The etymology of boo-boo is a subject of fierce debate among leading lexicographers. The Oxford English Dictionary, its earliest citation from a 1954 article by Bill Henry, who wrote in the Los Angeles Times that Defense Secretary “Engine Charley” Wilson’s “recent boo-boo … threatens to become historic,” speculates that it’s a reduplication of boob, meaning “fool” (and not in its sense of “breast,” a vulgarism to be hooted at). The OED holds that boob is a shortening of booby, “a lubber, a nincompoop,” from the Spanish bobo, “fool,” in turn from the Latin balbus, “stammering.” (I suppose that is the basis of booby prize, won for being especially stupid. It is a short linguistic leap from the ignorant booby to the erroneous boo-boo.)
Both Merriam-Webster and American Heritage take a different tack. They argue that boo-boo is an alteration of boo-hoo, “imitative of the sound of weeping.”Webster’s New World ducks any etymology and dismisses the second-order reduplication (changing the second letter to produce a rhyme) as an echoic colloquialism based in “baby talk.”
To an undisputed error: In a recent dissection of compound adjectives, I wrote that “the hyphenation of modifiers rules the linguistic roost. This rule-roosting device….” Neil Greenspan, a professor of pathology, e-mails, “You seem to have your new hyphenated entity backwards.” Betsey Walters of Lakeville, Massachusetts, in-chimes: “A rule-rooster would be a chicken balanced on a yardstick.

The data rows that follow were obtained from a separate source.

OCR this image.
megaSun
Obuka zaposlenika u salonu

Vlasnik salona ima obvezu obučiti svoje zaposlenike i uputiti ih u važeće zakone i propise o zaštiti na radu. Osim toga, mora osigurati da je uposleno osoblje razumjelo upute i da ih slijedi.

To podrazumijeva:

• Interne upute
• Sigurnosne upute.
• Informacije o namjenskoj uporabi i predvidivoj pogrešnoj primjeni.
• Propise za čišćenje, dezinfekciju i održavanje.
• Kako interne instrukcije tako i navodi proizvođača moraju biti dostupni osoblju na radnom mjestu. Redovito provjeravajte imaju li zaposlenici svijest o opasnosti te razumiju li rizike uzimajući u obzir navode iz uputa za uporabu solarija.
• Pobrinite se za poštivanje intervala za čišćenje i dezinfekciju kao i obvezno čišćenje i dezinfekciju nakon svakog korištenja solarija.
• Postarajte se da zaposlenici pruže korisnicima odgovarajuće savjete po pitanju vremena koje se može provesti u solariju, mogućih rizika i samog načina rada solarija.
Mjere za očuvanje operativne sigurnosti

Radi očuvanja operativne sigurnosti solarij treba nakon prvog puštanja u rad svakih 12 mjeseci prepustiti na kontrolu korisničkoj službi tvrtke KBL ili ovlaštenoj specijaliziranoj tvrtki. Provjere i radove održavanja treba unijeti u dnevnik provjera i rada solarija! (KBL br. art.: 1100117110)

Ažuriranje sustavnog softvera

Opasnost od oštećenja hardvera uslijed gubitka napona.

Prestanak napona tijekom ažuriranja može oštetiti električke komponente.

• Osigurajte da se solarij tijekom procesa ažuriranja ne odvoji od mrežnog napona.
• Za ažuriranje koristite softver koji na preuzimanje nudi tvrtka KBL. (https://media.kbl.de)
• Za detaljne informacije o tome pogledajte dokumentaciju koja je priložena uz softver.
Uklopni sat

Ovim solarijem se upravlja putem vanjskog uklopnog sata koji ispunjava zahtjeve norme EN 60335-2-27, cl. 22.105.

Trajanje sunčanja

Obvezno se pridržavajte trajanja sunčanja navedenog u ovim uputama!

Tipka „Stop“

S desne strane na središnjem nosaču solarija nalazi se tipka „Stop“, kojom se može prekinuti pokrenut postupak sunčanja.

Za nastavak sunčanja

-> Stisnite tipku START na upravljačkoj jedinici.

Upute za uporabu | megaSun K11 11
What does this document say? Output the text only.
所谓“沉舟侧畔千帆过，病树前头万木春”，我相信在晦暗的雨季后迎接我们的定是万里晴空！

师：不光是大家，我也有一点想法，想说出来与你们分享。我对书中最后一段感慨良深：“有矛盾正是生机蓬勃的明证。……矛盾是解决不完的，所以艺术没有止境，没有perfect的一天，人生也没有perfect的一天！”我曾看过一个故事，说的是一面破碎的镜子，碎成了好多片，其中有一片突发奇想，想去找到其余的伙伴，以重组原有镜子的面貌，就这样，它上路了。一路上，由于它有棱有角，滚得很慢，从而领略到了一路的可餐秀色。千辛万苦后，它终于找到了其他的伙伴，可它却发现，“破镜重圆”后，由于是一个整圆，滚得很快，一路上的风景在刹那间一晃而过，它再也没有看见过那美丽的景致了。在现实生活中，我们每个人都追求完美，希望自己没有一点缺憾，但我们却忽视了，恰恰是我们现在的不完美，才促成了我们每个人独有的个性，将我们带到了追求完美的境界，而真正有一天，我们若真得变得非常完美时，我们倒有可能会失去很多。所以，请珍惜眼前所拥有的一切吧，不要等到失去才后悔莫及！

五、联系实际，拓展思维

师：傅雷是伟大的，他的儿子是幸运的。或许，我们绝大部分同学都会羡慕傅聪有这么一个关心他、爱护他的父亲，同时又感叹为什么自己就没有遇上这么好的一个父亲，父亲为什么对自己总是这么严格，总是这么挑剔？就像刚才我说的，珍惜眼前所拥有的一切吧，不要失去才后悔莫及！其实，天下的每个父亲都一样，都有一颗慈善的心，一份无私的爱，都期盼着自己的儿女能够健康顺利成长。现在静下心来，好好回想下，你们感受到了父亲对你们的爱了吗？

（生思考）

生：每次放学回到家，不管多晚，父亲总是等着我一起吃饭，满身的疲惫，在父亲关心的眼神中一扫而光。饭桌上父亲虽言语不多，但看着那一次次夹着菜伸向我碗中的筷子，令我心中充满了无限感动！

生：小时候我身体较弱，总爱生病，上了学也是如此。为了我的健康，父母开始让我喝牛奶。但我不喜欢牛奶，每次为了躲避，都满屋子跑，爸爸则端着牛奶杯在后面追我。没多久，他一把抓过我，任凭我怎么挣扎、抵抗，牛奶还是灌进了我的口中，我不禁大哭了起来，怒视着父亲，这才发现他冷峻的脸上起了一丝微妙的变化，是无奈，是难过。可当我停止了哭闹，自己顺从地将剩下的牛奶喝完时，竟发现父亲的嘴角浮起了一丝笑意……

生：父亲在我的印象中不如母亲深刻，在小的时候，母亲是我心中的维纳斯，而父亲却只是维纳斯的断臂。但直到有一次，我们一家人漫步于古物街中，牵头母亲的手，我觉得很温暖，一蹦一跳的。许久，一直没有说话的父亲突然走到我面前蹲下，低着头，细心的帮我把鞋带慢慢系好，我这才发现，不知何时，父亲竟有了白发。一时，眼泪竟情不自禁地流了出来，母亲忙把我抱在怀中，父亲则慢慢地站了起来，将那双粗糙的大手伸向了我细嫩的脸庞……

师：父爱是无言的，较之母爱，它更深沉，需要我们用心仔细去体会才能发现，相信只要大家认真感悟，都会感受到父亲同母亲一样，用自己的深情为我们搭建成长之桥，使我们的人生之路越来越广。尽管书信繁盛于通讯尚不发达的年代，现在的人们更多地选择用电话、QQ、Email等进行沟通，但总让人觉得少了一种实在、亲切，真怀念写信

A roost-ruler is a chicken in charge.”
Just as bad, I defined 24/7/365 hosting as “a host is on duty at our Web
site continuously.” Gerald Dorman of Lindenhurst, New York, notes that “the Web server, or host, is not a person; it is a computer, serving out bits and bytes of data, not paté. What 24/7/365 means is that the server is up and running continuously.” Other members of the Gotcha! Gang argued that logic directs the new continuum to be fashioned 24/7/52, meaning “24 hours a day, 7 days a week, 52 weeks a year,” but in language, logic is not roost-ruling (got it).
Many members of the Nitpickers’ League who set me straight by writing to [email protected] (the server is on duty 24/7/nowandthen) precede their corrections with a kindly “Homer nodded.” This is a loose translation of dormitat Homerus, “Homer nods,” a phrase by the Latin poet Horace, suggesting that even great poets have senior moments. (The phrase was popularized by the English poet Alexander Pope in 1709 as “Those oft are stratagems which errors seem, / Nor is it Homer nods, but that we dream.” I sometimes make a mistake on purpose, too, to demonstrate the power of my mail pull.)
As language changed, Homer nods became a mistake. Yesterday, to nod meant “to fall asleep momentarily, as the head falls forward,” based on “to move the head up and down as a signal of affirmation.” Today, to nod means only “yeah, OK, uh-huh.” The original meaning of “to drift into dreamland” requires an additional word: to nod off. And so to bed.
I had always thought that the word boo-boo originated as “bubo”—the infected, swollen lymph nodes that characterized bubonic plague. Childhood hurts and injuries are often referred to as boo-boos by parents who kiss and make them better. It is an easy jump from having a boo-boo to making a boo-boo—an error or mistake in judgment.